For that, he was rebuked inside and outside of his party, with Simon Coveney stressing at the time that Mr Bruton’s views of the Easter Rising “does not represent the views of Fine Gael supporters”.
Many took exception to a former taoiseach making such comments given that he would not have held such an office had it not been for those who took up arms against the British. Historian Jack Lane said it was “mind-boggling to hear an ex-taoiseach condemn the founding fathers of this state of which he was a leader. Can you imagine a US president denouncing George Washington or a French president denouncing the French revolution?”
[ John Bruton: A life in picturesOpens in new window ]
Perhaps the most cogent rebuttal to Mr Bruton’s views came from his Fine Gael predecessor as taoiseach, Garret FitzGerald. FitzGerald’s parents were in the GPO during 1916 and he was adamant that the Rising and War of Independence was not only necessary, but timely.
In 2006 to mark the 90th anniversary of the Rising, FitzGerald confronted head-on the revisionist school of thought led by Bruton, which insists there was an alternative peaceful path to independence.

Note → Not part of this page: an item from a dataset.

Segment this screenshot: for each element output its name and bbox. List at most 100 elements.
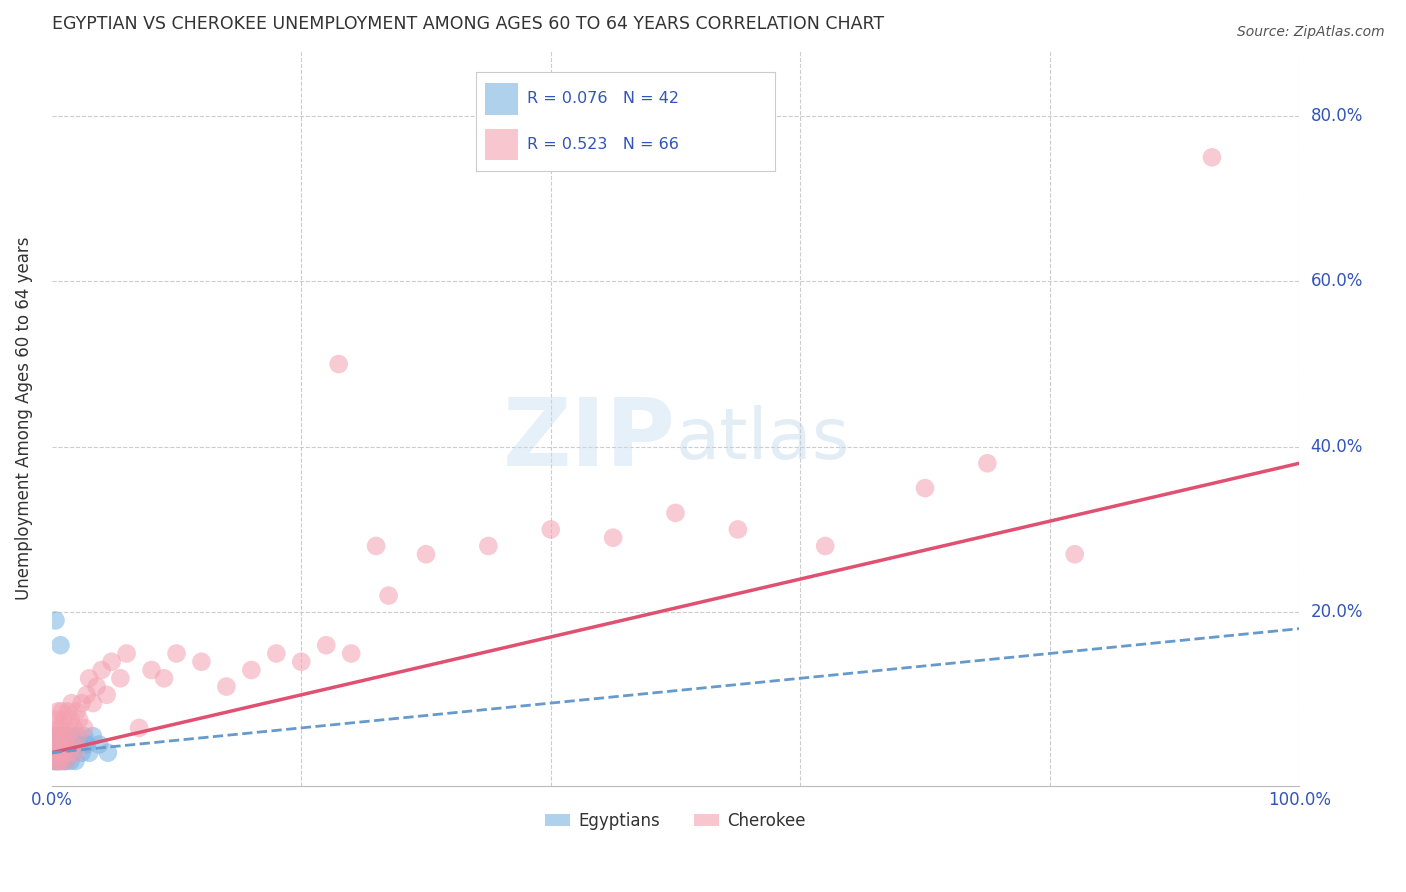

Such a belief, FitzGerald wrote in his The Irish Times column, was “alternative history gone mad. It does not follow that Home Rule would have led peacefully onwards to Irish independence.” He advanced two reasons for this.
“There is little reason to believe that Britain would have permitted Ireland to secure independence peacefully at least until many decades after the second World War.

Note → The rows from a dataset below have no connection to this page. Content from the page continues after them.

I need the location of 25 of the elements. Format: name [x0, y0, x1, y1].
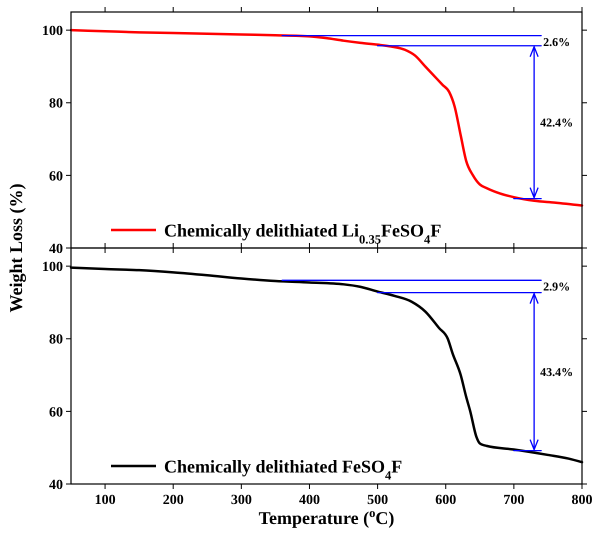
- x-axis-title: Temperature ($^{o}$C): [258, 506, 394, 528]
- x-tick-label: 200: [162, 493, 184, 508]
- legend-label: Chemically delithiated FeSO$_{4}$F: [164, 456, 402, 482]
- x-tick-label: 300: [230, 493, 252, 508]
- y-tick-label: 80: [49, 332, 63, 348]
- x-tick-label: 600: [435, 493, 456, 508]
- y-tick-label: 100: [42, 24, 63, 40]
- legend-label: Chemically delithiated Li$_{0.35}$FeSO$_{4}$F: [164, 220, 442, 246]
- y-tick-label: 100: [42, 260, 63, 276]
- x-tick-label: 100: [94, 493, 116, 508]
- y-tick-label: 60: [49, 405, 63, 420]
- line-series: [70, 28, 584, 207]
- y-tick-label: 40: [49, 242, 63, 257]
- y-axis-title: Weight Loss (%): [6, 183, 26, 313]
- x-tick-label: 700: [503, 493, 524, 508]
- annotation: 2.6%: [543, 34, 570, 49]
- x-tick-label: 800: [572, 493, 592, 508]
- x-tick-label: 400: [298, 493, 320, 508]
- y-tick-label: 80: [49, 96, 63, 112]
- y-tick-label: 40: [49, 478, 63, 493]
- annotation: 2.9%: [543, 280, 570, 294]
- annotation: 42.4%: [540, 115, 574, 130]
- x-tick-label: 500: [367, 493, 388, 508]
- y-tick-label: 60: [49, 169, 63, 184]
- annotation: 43.4%: [540, 364, 574, 379]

“Secondly, long before that point could have been reached, the growth of the welfare state within a United Kingdom of which Ireland remained a part would have involved a scale of financial transfers from Britain to Ireland that would have made the whole of our island even more financially dependent upon Britain than Northern Ireland is today.”
Famously, while his successor Bertie Ahern had a photograph of Patrick Pearse in the Taoiseach’s office, Mr Bruton had a photograph of John Redmond, the Irish parliamentary party leader from 1900 to 1918.
Redmond found his life’s achievement of securing Home Rule for Ireland washed away in a sea of blood during the first World War. His championing of the British war effort and condemnation of the Easter Rising reduced him to hated figure in nationalist Ireland, but Mr Bruton was more understanding.
Mr Bruton always maintained that the magnitude of Redmond’s achievement in succeeding where Daniel O’Connell and Charles Stewart Parnell had failed paved the way for the peaceful democratic state that eventually emerged after the Anglo-Irish Treaty.